Tornano per la felicità dei fan, forse non tantissimi ma appassionati, dopo ben sette anni i Clinic con un nuovo album, una lunga attesa che si trasforma in un lavoro che in fondo ci restituisce il loro stile cosi eccentrico ma allo stesso tempo cosi carico di passato.

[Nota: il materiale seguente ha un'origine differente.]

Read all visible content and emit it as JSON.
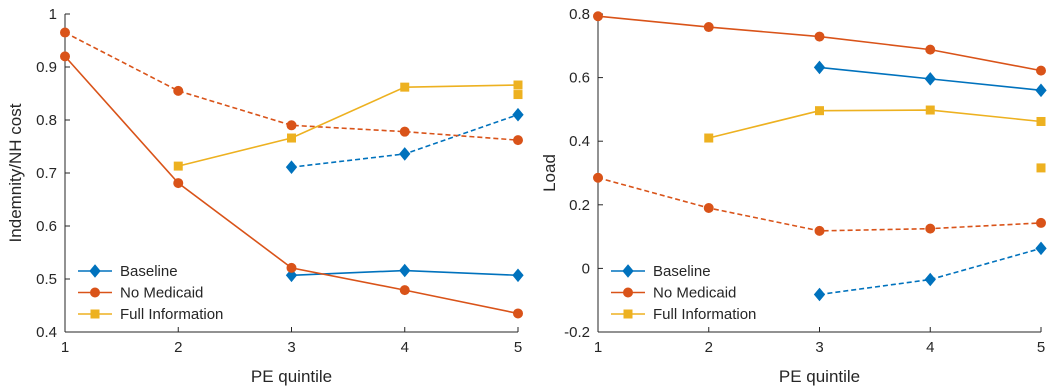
{
  "chart_data": [
    {
      "type": "line",
      "xlabel": "PE quintile",
      "ylabel": "Indemnity/NH cost",
      "xlim": [
        1,
        5
      ],
      "ylim": [
        0.4,
        1
      ],
      "xticks": [
        1,
        2,
        3,
        4,
        5
      ],
      "yticks": [
        0.4,
        0.5,
        0.6,
        0.7,
        0.8,
        0.9,
        1
      ],
      "ytick_labels": [
        "0.4",
        "0.5",
        "0.6",
        "0.7",
        "0.8",
        "0.9",
        "1"
      ],
      "grid": false,
      "legend_position": "bottom-left",
      "legend": [
        "Baseline",
        "No Medicaid",
        "Full Information"
      ],
      "series": [
        {
          "name": "Baseline",
          "color": "#0072BD",
          "marker": "diamond",
          "linestyle": "solid",
          "x": [
            3,
            4,
            5
          ],
          "y": [
            0.507,
            0.516,
            0.507
          ]
        },
        {
          "color": "#0072BD",
          "marker": "diamond",
          "linestyle": "dashed",
          "x": [
            3,
            4,
            5
          ],
          "y": [
            0.711,
            0.736,
            0.81
          ]
        },
        {
          "name": "No Medicaid",
          "color": "#D95319",
          "marker": "circle",
          "linestyle": "solid",
          "x": [
            1,
            2,
            3,
            4,
            5
          ],
          "y": [
            0.92,
            0.681,
            0.521,
            0.479,
            0.435
          ]
        },
        {
          "color": "#D95319",
          "marker": "circle",
          "linestyle": "dashed",
          "x": [
            1,
            2,
            3,
            4,
            5
          ],
          "y": [
            0.965,
            0.855,
            0.79,
            0.778,
            0.762
          ]
        },
        {
          "name": "Full Information",
          "color": "#EDB120",
          "marker": "square",
          "linestyle": "solid",
          "x": [
            2,
            3,
            4,
            5
          ],
          "y": [
            0.713,
            0.766,
            0.862,
            0.866
          ]
        },
        {
          "color": "#EDB120",
          "marker": "square",
          "linestyle": "none",
          "x": [
            5
          ],
          "y": [
            0.848
          ]
        }
      ]
    },
    {
      "type": "line",
      "xlabel": "PE quintile",
      "ylabel": "Load",
      "xlim": [
        1,
        5
      ],
      "ylim": [
        -0.2,
        0.8
      ],
      "xticks": [
        1,
        2,
        3,
        4,
        5
      ],
      "yticks": [
        -0.2,
        0,
        0.2,
        0.4,
        0.6,
        0.8
      ],
      "ytick_labels": [
        "-0.2",
        "0",
        "0.2",
        "0.4",
        "0.6",
        "0.8"
      ],
      "grid": false,
      "legend_position": "bottom-left",
      "legend": [
        "Baseline",
        "No Medicaid",
        "Full Information"
      ],
      "series": [
        {
          "name": "Baseline",
          "color": "#0072BD",
          "marker": "diamond",
          "linestyle": "solid",
          "x": [
            3,
            4,
            5
          ],
          "y": [
            0.632,
            0.596,
            0.56
          ]
        },
        {
          "color": "#0072BD",
          "marker": "diamond",
          "linestyle": "dashed",
          "x": [
            3,
            4,
            5
          ],
          "y": [
            -0.082,
            -0.035,
            0.063
          ]
        },
        {
          "name": "No Medicaid",
          "color": "#D95319",
          "marker": "circle",
          "linestyle": "solid",
          "x": [
            1,
            2,
            3,
            4,
            5
          ],
          "y": [
            0.793,
            0.759,
            0.729,
            0.688,
            0.622
          ]
        },
        {
          "color": "#D95319",
          "marker": "circle",
          "linestyle": "dashed",
          "x": [
            1,
            2,
            3,
            4,
            5
          ],
          "y": [
            0.285,
            0.19,
            0.118,
            0.125,
            0.143
          ]
        },
        {
          "name": "Full Information",
          "color": "#EDB120",
          "marker": "square",
          "linestyle": "solid",
          "x": [
            2,
            3,
            4,
            5
          ],
          "y": [
            0.41,
            0.496,
            0.498,
            0.462
          ]
        },
        {
          "color": "#EDB120",
          "marker": "square",
          "linestyle": "none",
          "x": [
            5
          ],
          "y": [
            0.316
          ]
        }
      ]
    }
  ]
}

La loro volontà di muoversi in una dimensione personale tra utilizzo di strumentazione vintage , lo-fi, accavallamenti di suoni e melodie che virano nel momento giusto per evitare di cadere nella banalità , riesce a produrre un risultato brillante che merita un ascolto attento magari inforcando le cuffie. La durata complessiva dell’album non supera i venticinque minuti per un totale di dodici brani, con pezzi, quasi tutti sui due minuti e qualcosa, che ti lasciano quasi in sospeso impedendo all’ascoltatore di abituarsi troppo e costringendolo subito ad andare oltre.
L’album apre con “Laughing Cavalier” una brano delizioso che, tra le risate del cavaliere e il song writing di Ade Blackburn, è a un passo dalla canzone perfetta, seguita da “Complex” una bella prova che fa venire in mente alcune sperimentazioni elettroniche dei Belle and Sebastian. Altri pezzi interessanti sono “Rubber Bullets” che ti cattura subito tra distorsione e cabaret, D.I.S.C.I.P.L.E. quasi dei Devo in sala operatoria, Rejoice! che in coda mi fa venire in mente Debbie Harry che li raggiunge sul palco.
In realtà l’intero lavoro si sviluppa in modo eccellente lasciando una sensazione di una grande potenzialità , che si esprime in modo quasi totalmente compiuto regalandoci un album di altri tempi.
I Clinic sono secondo me sottovalutati, il loro sound tra talento alla Syd Barret e sperimentazione elettronica fine anni 70, è assolutamente sorprendente e se proprio devo avere una speranza è che si decidano ad alzare il tiro e spingere sull’ elettronica.
Questo è un album che non li renderà più famosi, o addirittura popolari, ma che per chi già li apprezza sarà sicuramente un nuovo tassello importante di una carriera ormai abbastanza lunga e significativa.